2

movies

| Movies | Release Date |
| -------- | -------------- |
| Star Wars: Episode VII - The Force Awakens (2015) | December 16, 2015            |
| Avengers: Endgame (2019   | April 24, 2019               |

I am trying to have a new column and use split to have the year.

import pandas as pd
df = pd.DataFrame({'Movies': ['Star Wars: Episode VII - The Force Awakens (2015)', 'Avengers: Endgame (2019'], 
                   'Release Date': ['December 16, 2015', 'April 24, 2019' ]})    
movies["year"]=0
movies["year"]= movies["Release Date"].str.split(",")[1]
movies["year"]

TO BE

| Movies | year |
| -------- | -------------- |
| Star Wars: Episode VII - The Force Awakens (2015) | 2015            |
| Avengers: Endgame (2019)   | 2019            |

BUT

> ValueError: Length of values does not match length of index 
bo_
  • 81
  • 1
  • 8
  • 1
    Please check [ask] and post [mre] as well as full traceback.

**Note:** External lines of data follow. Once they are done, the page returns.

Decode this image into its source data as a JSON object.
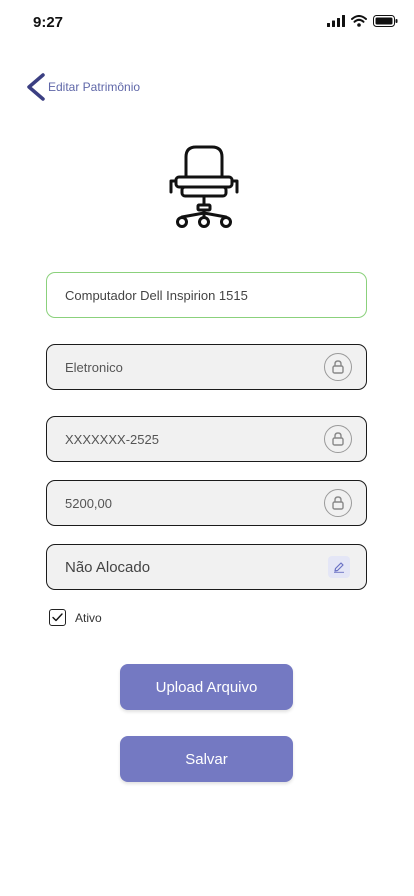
{
  "status_bar": {
    "time": "9:27"
  },
  "header": {
    "title": "Editar Patrimônio",
    "back_icon": "chevron-left-icon"
  },
  "asset_icon": "office-chair-icon",
  "form": {
    "name_value": "Computador Dell Inspirion 1515",
    "category_value": "Eletronico",
    "serial_value": "XXXXXXX-2525",
    "price_value": "5200,00",
    "location_value": "Não Alocado",
    "active_checked": true,
    "active_label": "Ativo"
  },
  "actions": {
    "upload_label": "Upload Arquivo",
    "save_label": "Salvar"
  },
  "colors": {
    "accent": "#7479c2",
    "title": "#5f67a8",
    "active_border": "#8bd17c",
    "field_bg": "#f1f1f1"
  }
}
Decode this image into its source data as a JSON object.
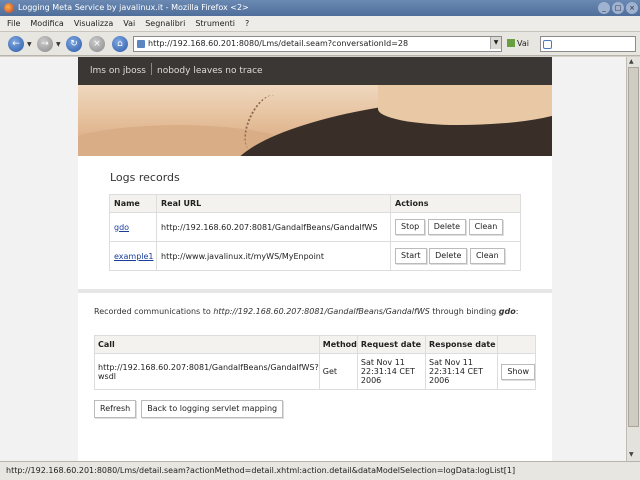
{
  "window": {
    "title": "Logging Meta Service by javalinux.it - Mozilla Firefox <2>",
    "buttons": [
      "_",
      "□",
      "×"
    ]
  },
  "menu": [
    "File",
    "Modifica",
    "Visualizza",
    "Vai",
    "Segnalibri",
    "Strumenti",
    "?"
  ],
  "nav": {
    "url": "http://192.168.60.201:8080/Lms/detail.seam?conversationId=28",
    "go_label": "Vai",
    "search_value": ""
  },
  "header": {
    "site_name": "lms on jboss",
    "tagline": "nobody leaves no trace"
  },
  "logs": {
    "title": "Logs records",
    "columns": [
      "Name",
      "Real URL",
      "Actions"
    ],
    "rows": [
      {
        "name": "gdo",
        "url": "http://192.168.60.207:8081/GandalfBeans/GandalfWS",
        "actions": [
          "Stop",
          "Delete",
          "Clean"
        ]
      },
      {
        "name": "example1",
        "url": "http://www.javalinux.it/myWS/MyEnpoint",
        "actions": [
          "Start",
          "Delete",
          "Clean"
        ]
      }
    ]
  },
  "recorded": {
    "prefix": "Recorded communications to ",
    "url": "http://192.168.60.207:8081/GandalfBeans/GandalfWS",
    "middle": " through binding ",
    "binding": "gdo",
    "suffix": ":"
  },
  "calls": {
    "columns": [
      "Call",
      "Method",
      "Request date",
      "Response date",
      ""
    ],
    "rows": [
      {
        "call": "http://192.168.60.207:8081/GandalfBeans/GandalfWS?wsdl",
        "method": "Get",
        "request": "Sat Nov 11 22:31:14 CET 2006",
        "response": "Sat Nov 11 22:31:14 CET 2006",
        "action": "Show"
      }
    ]
  },
  "bottom": {
    "refresh": "Refresh",
    "back": "Back to logging servlet mapping"
  },
  "status": "http://192.168.60.201:8080/Lms/detail.seam?actionMethod=detail.xhtml:action.detail&dataModelSelection=logData:logList[1]"
}
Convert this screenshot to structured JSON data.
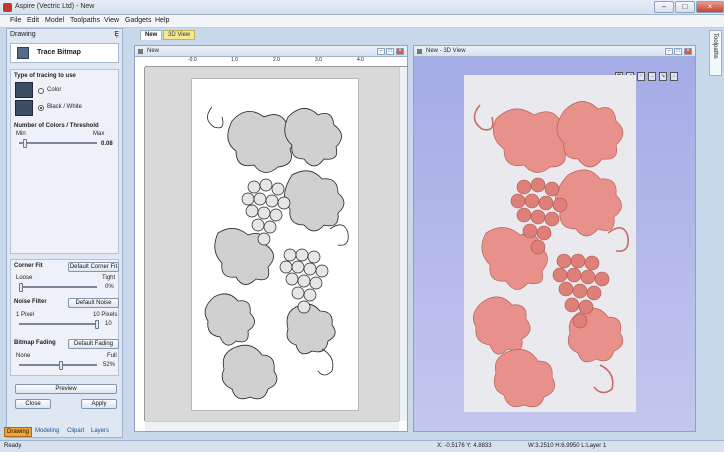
{
  "window": {
    "title": "Aspire (Vectric Ltd) - New"
  },
  "menu": [
    "File",
    "Edit",
    "Model",
    "Toolpaths",
    "View",
    "Gadgets",
    "Help"
  ],
  "panel": {
    "title": "Drawing",
    "pin": "Ȩ",
    "header": "Trace Bitmap",
    "type_label": "Type of tracing to use",
    "opt_color": "Color",
    "opt_bw": "Black / White",
    "colors_label": "Number of Colors / Threshold",
    "min": "Min",
    "max": "Max",
    "threshold_value": "0.08",
    "threshold_level": 0.05,
    "corner_label": "Corner Fit",
    "corner_button": "Default Corner Fit",
    "loose": "Loose",
    "tight": "Tight",
    "corner_value": "0%",
    "corner_level": 0,
    "noise_label": "Noise Filter",
    "noise_button": "Default Noise",
    "noise_min": "1 Pixel",
    "noise_max": "10 Pixels",
    "noise_value": "10",
    "noise_level": 1,
    "fading_label": "Bitmap Fading",
    "fading_button": "Default Fading",
    "none": "None",
    "full": "Full",
    "fading_value": "52%",
    "fading_level": 0.52,
    "preview": "Preview",
    "close": "Close",
    "apply": "Apply"
  },
  "bottom_tabs": [
    "Drawing",
    "Modeling",
    "Clipart",
    "Layers"
  ],
  "doc_tabs": [
    "New",
    "3D View"
  ],
  "win2d": {
    "title": "New",
    "ruler": [
      "-0.0",
      "1.0",
      "2.0",
      "3.0",
      "4.0"
    ]
  },
  "win3d": {
    "title": "New - 3D View"
  },
  "side_tab": "Toolpaths",
  "status": {
    "ready": "Ready",
    "xy": "X: -0.5176 Y: 4.8833",
    "wh": "W:3.2510  H:6.9950  L:Layer 1"
  },
  "colors": {
    "accent": "#f0a53a",
    "relief": "#e8918a",
    "view3d_bg": "#b3b8e6"
  }
}
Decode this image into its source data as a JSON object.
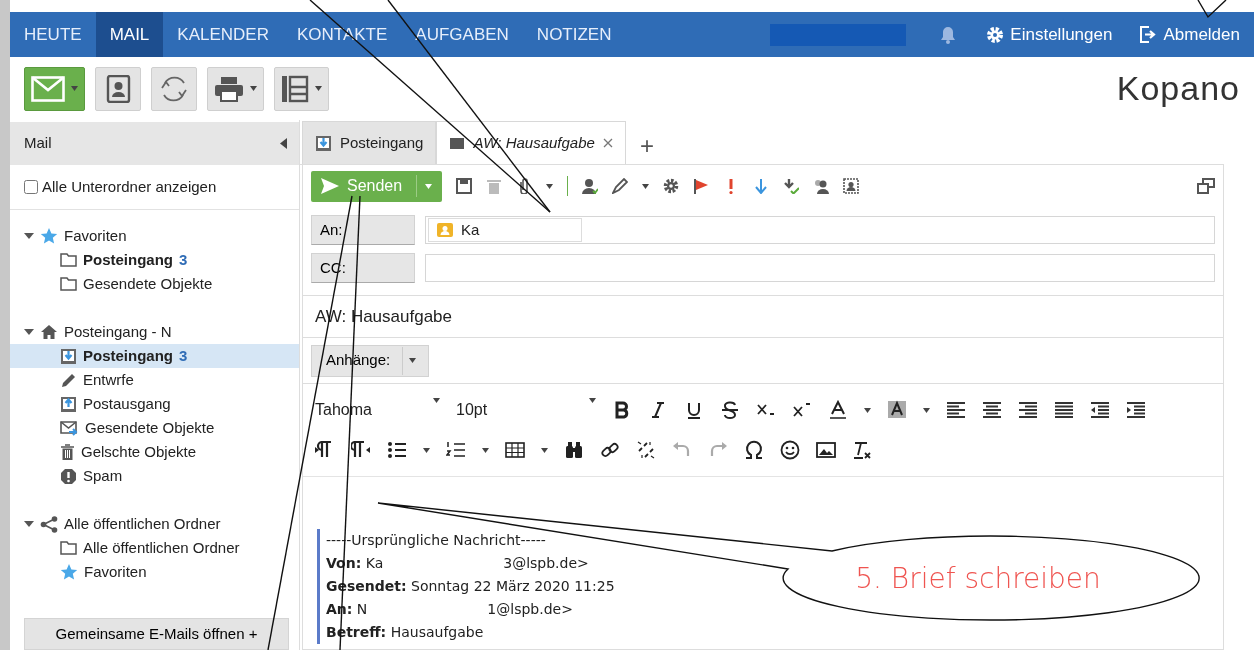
{
  "top_nav": {
    "tabs": [
      {
        "label": "HEUTE",
        "selected": false
      },
      {
        "label": "MAIL",
        "selected": true
      },
      {
        "label": "KALENDER",
        "selected": false
      },
      {
        "label": "KONTAKTE",
        "selected": false
      },
      {
        "label": "AUFGABEN",
        "selected": false
      },
      {
        "label": "NOTIZEN",
        "selected": false
      }
    ],
    "settings": "Einstellungen",
    "logout": "Abmelden"
  },
  "logo": "Kopano",
  "sidebar": {
    "title": "Mail",
    "show_subfolders": {
      "label": "Alle Unterordner anzeigen",
      "checked": false
    },
    "trees": [
      {
        "label": "Favoriten",
        "kind": "star",
        "expanded": true,
        "children": [
          {
            "label": "Posteingang",
            "count": "3",
            "kind": "folder",
            "selected": false
          },
          {
            "label": "Gesendete Objekte",
            "kind": "folder",
            "selected": false
          }
        ]
      },
      {
        "label": "Posteingang - N",
        "kind": "home",
        "expanded": true,
        "children": [
          {
            "label": "Posteingang",
            "count": "3",
            "kind": "inbox",
            "selected": true
          },
          {
            "label": "Entwrfe",
            "kind": "drafts",
            "selected": false
          },
          {
            "label": "Postausgang",
            "kind": "outbox",
            "selected": false
          },
          {
            "label": "Gesendete Objekte",
            "kind": "sent",
            "selected": false
          },
          {
            "label": "Gelschte Objekte",
            "kind": "trash",
            "selected": false
          },
          {
            "label": "Spam",
            "kind": "spam",
            "selected": false
          }
        ]
      },
      {
        "label": "Alle öffentlichen Ordner",
        "kind": "share",
        "expanded": true,
        "children": [
          {
            "label": "Alle öffentlichen Ordner",
            "kind": "folder",
            "selected": false
          },
          {
            "label": "Favoriten",
            "kind": "star",
            "selected": false
          }
        ]
      }
    ],
    "shared_button": "Gemeinsame E-Mails öffnen +"
  },
  "tabs": [
    {
      "label": "Posteingang",
      "selected": false
    },
    {
      "label": "AW: Hausaufgabe",
      "selected": true
    }
  ],
  "add_tab": "+",
  "compose": {
    "send": "Senden",
    "to_label": "An:",
    "to_chip": "Ka",
    "cc_label": "CC:",
    "subject": "AW: Hausaufgabe",
    "attachments": "Anhänge:",
    "font": "Tahoma",
    "size": "10pt",
    "quote_header": "-----Ursprüngliche Nachricht-----",
    "quote": [
      {
        "label": "Von:",
        "parts": [
          "Ka",
          "3@lspb.de>"
        ]
      },
      {
        "label": "Gesendet:",
        "parts": [
          "Sonntag 22 März 2020 11:25"
        ]
      },
      {
        "label": "An:",
        "parts": [
          "N",
          "1@lspb.de>"
        ]
      },
      {
        "label": "Betreff:",
        "parts": [
          "Hausaufgabe"
        ]
      }
    ]
  },
  "annotation": {
    "text": "5. Brief schreiben"
  }
}
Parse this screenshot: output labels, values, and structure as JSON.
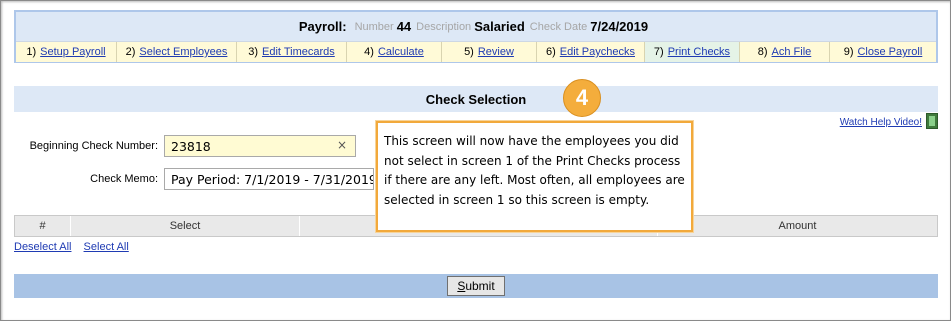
{
  "header": {
    "title": "Payroll:",
    "number_label": "Number",
    "number_value": "44",
    "description_label": "Description",
    "description_value": "Salaried",
    "check_date_label": "Check Date",
    "check_date_value": "7/24/2019"
  },
  "steps": [
    {
      "num": "1)",
      "label": "Setup Payroll",
      "active": false
    },
    {
      "num": "2)",
      "label": "Select Employees",
      "active": false
    },
    {
      "num": "3)",
      "label": "Edit Timecards",
      "active": false
    },
    {
      "num": "4)",
      "label": "Calculate",
      "active": false
    },
    {
      "num": "5)",
      "label": "Review",
      "active": false
    },
    {
      "num": "6)",
      "label": "Edit Paychecks",
      "active": false
    },
    {
      "num": "7)",
      "label": "Print Checks",
      "active": true
    },
    {
      "num": "8)",
      "label": "Ach File",
      "active": false
    },
    {
      "num": "9)",
      "label": "Close Payroll",
      "active": false
    }
  ],
  "check_selection": {
    "title": "Check Selection",
    "help_link": "Watch Help Video!",
    "help_icon": "film-icon",
    "beginning_check_label": "Beginning Check Number:",
    "beginning_check_value": "23818",
    "clear_glyph": "×",
    "check_memo_label": "Check Memo:",
    "check_memo_value": "Pay Period: 7/1/2019 - 7/31/2019"
  },
  "table": {
    "columns": [
      "#",
      "Select",
      "",
      "Amount"
    ]
  },
  "selection_links": {
    "deselect_all": "Deselect All",
    "select_all": "Select All"
  },
  "submit": {
    "accesskey_letter": "S",
    "label_rest": "ubmit"
  },
  "callout": {
    "badge": "4",
    "text": "This screen will now have the employees you did not select in screen 1 of the Print Checks process if there are any left. Most often, all employees are selected in screen 1 so this screen is empty."
  },
  "colors": {
    "header_bg": "#dde8f6",
    "step_bg": "#fffad7",
    "step_active_bg": "#e5f3e7",
    "link": "#1f3bb3",
    "callout_border": "#f2a93b",
    "submit_bar": "#a8c3e5"
  }
}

Also https://stackoverflow.com/questions/20109391/how-to-make-good-reproducible-pandas-examples – buran Jan 23 '22 at 17:02

2 Answers2

2

Using str.extract we can target the 4 digit year:

df["year"] = df["Release Date"].str.extract(r'\b(\d{4})\b')
Tim Biegeleisen
  • 502,043
  • 27
  • 286
  • 360
0

Explanation

  1. movies["Release Date"].str.split(",") returns a series of of the lists returns by split()

  2. movies["Release Date"].str.split(",")[1] return the second element of this series.

    This is obviouly not what you want.

Solutions

  • Keep using pandas.str.split. but then a function that gets the 2nd item of the series rows for example:

    movies["Release Date"].str.split(",").map(lambda x: x[1])

  • Do something different as suggestted by @Tim Bielgeleisen

hpchavaz
  • 1,368
  • 10
  • 16